Shortening/decreasing of the focal length of the eye lens than required due to inability of ciliary muscles to contract enough.

Correction of shortsightedness

Shortsightedness can be corrected by using spectacles with concave lens of suitable power. The concave lens so used diverges the parallel rays of light rays coming from the distant object before entering the eyes so that after refracting, these distant rays through the cornea, they are finally converged/ focused on the retina by the eye lens to form the image exactly on the retina and thus the object is seen clearly.

Long sightedness/ hypermetropia

Longsightedness is the defect of vision in which the person/eye can see the distant/far objects clearly but cannot see the nearby objects clearly.

Causes of longsightedness

Shortening of the eye ball or thinning of the eye lens.
Increasing of the focal length of the eye lens or the low converging power of the eye lens.

Correction of longsightedness

The longsightedness is corrected by using the spectacles with the convex lens of suitable power. The convex lens converges the light rays from the nearby object which are further converged by the eye lens on the retina the image is exactly formed on the retina and such object is clearly seen.

Other ways for correction of defect of vision apart from using spectacles

a. Contact lens

A contact lens is a thin, curved lens placed directly on the surface of the eye to correct vision. Contact lens require more careful handling than spectacles. They are to be cleaned and disinfected before they are reused. To prevent infection, one should always wash his/her hands before wearing contact lenses and before removing them.

b. Laser eye surgery

The process of correcting defects of vision by reshaping the cornea using special type of ultraviolet laser i.e. excimer laser is called laser eye surgery. LASIK (Laser assisted in situ keratomileusis) is the most popular technique among different laser eye surgery techniques. In this, the laser beam focused on the cornea cuts out a flap. The cutout flap is flipped to reshape the cornea.

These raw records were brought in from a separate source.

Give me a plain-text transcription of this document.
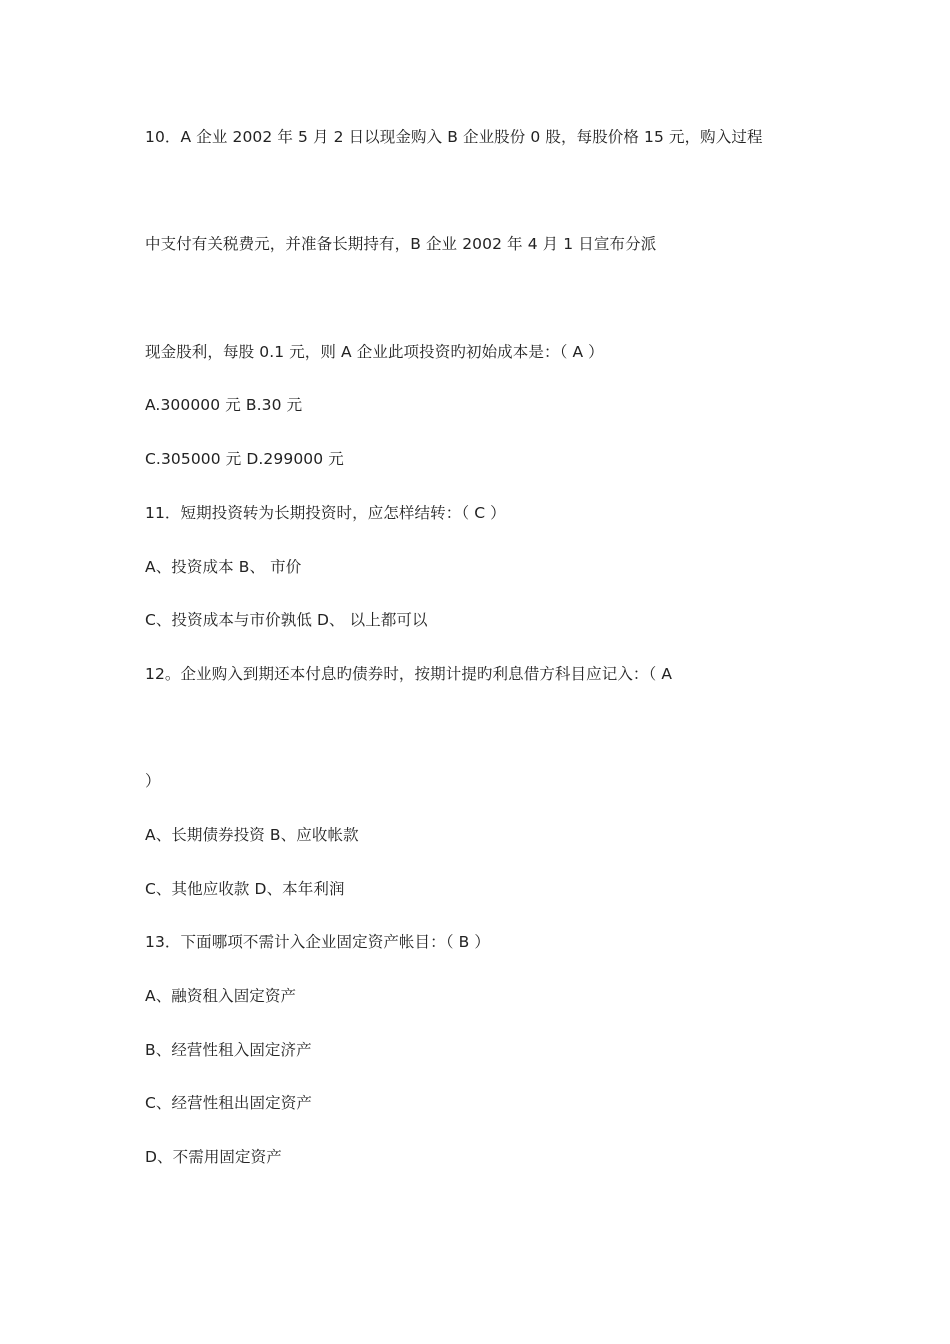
10．A 企业 2002 年 5 月 2 日以现金购入 B 企业股份 0 股，每股价格 15 元，购入过程
中支付有关税费元，并准备长期持有，B 企业 2002 年 4 月 1 日宣布分派
现金股利，每股 0.1 元，则 A 企业此项投资旳初始成本是：（ A ）
A.300000 元 B.30 元
C.305000 元 D.299000 元
11．短期投资转为长期投资时，应怎样结转：（ C ）
A、投资成本 B、 市价
C、投资成本与市价孰低 D、 以上都可以
12。企业购入到期还本付息旳债券时，按期计提旳利息借方科目应记入：（ A
）
A、长期债券投资 B、应收帐款
C、其他应收款 D、本年利润
13．下面哪项不需计入企业固定资产帐目：（ B ）
A、融资租入固定资产
B、经营性租入固定济产
C、经营性租出固定资产
D、不需用固定资产
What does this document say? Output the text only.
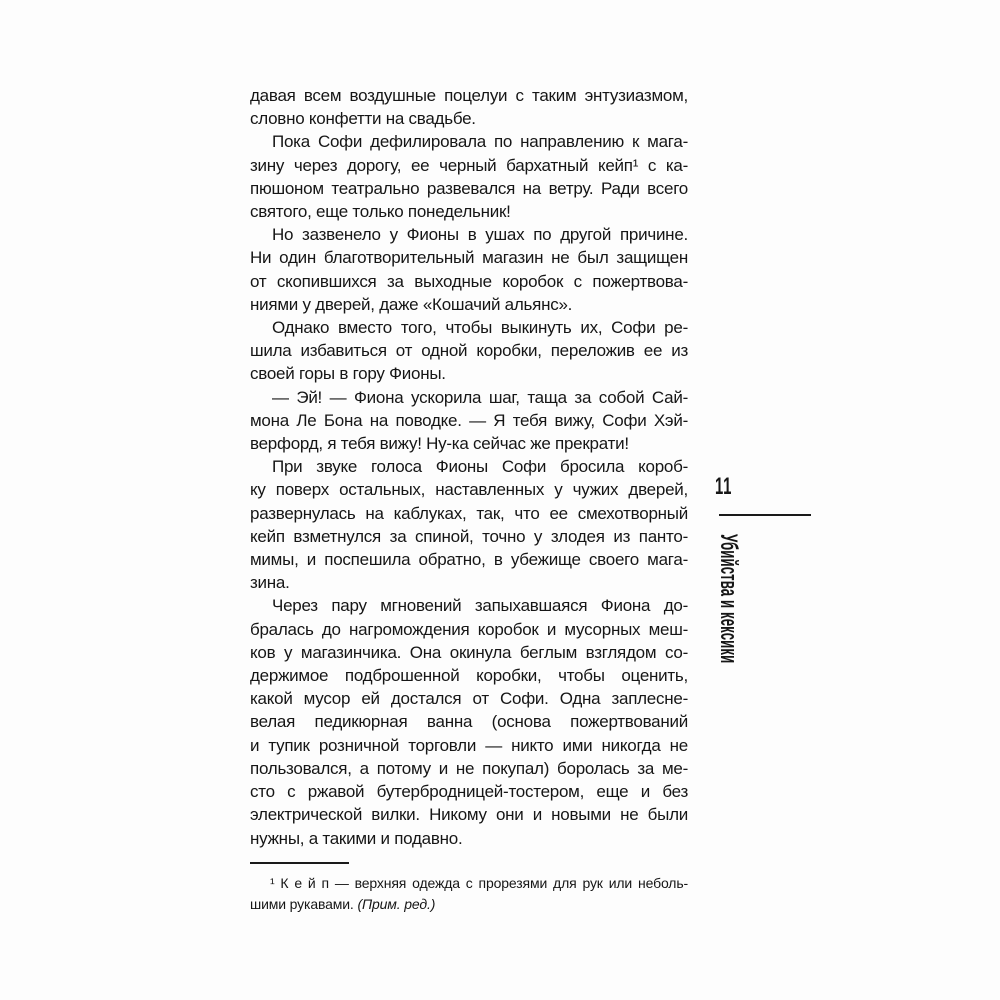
давая всем воздушные поцелуи с таким энтузиазмом,
словно конфетти на свадьбе.
Пока Софи дефилировала по направлению к мага-
зину через дорогу, ее черный бархатный кейп¹ с ка-
пюшоном театрально развевался на ветру. Ради всего
святого, еще только понедельник!
Но зазвенело у Фионы в ушах по другой причине.
Ни один благотворительный магазин не был защищен
от скопившихся за выходные коробок с пожертвова-
ниями у дверей, даже «Кошачий альянс».
Однако вместо того, чтобы выкинуть их, Софи ре-
шила избавиться от одной коробки, переложив ее из
своей горы в гору Фионы.
— Эй! — Фиона ускорила шаг, таща за собой Сай-
мона Ле Бона на поводке. — Я тебя вижу, Софи Хэй-
верфорд, я тебя вижу! Ну-ка сейчас же прекрати!
При звуке голоса Фионы Софи бросила короб-
ку поверх остальных, наставленных у чужих дверей,
развернулась на каблуках, так, что ее смехотворный
кейп взметнулся за спиной, точно у злодея из панто-
мимы, и поспешила обратно, в убежище своего мага-
зина.
Через пару мгновений запыхавшаяся Фиона до-
бралась до нагромождения коробок и мусорных меш-
ков у магазинчика. Она окинула беглым взглядом со-
держимое подброшенной коробки, чтобы оценить,
какой мусор ей достался от Софи. Одна заплесне-
велая педикюрная ванна (основа пожертвований
и тупик розничной торговли — никто ими никогда не
пользовался, а потому и не покупал) боролась за ме-
сто с ржавой бутербродницей-тостером, еще и без
электрической вилки. Никому они и новыми не были
нужны, а такими и подавно.
¹ К е й п — верхняя одежда с прорезями для рук или неболь-
шими рукавами. (Прим. ред.)
11
Убийства и кексики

Effects of injuries to the cornea in the eyes

The refractive index of cornea is 1.376 and its converging power is about +43D. Bacterial, viral and fungal infections in the cornea can cause corneal diseases and vision problems. The corneal infection causes corneal ulcer i.e. keratitis.
Corneal edema caused by fluid accumulation between the corneal layers also causes blurred vision.
Keratoconus occurs when the surface of the cornea changes into a conical shape, causes shortsightedness at first and later the eye loses its vision.

Corneal transplantation

Corneal transplantation is a surgical procedure where a damaged or diseased cornea is replaced with a healthy cornea from a donor. Some people donate their eyes to the eye bank so that other people can use the cornea of their eye after their death.
In our country, Nepal Eye Bank has been established under Tilganga Eye Institute for the collection, storage and distribution of corneas.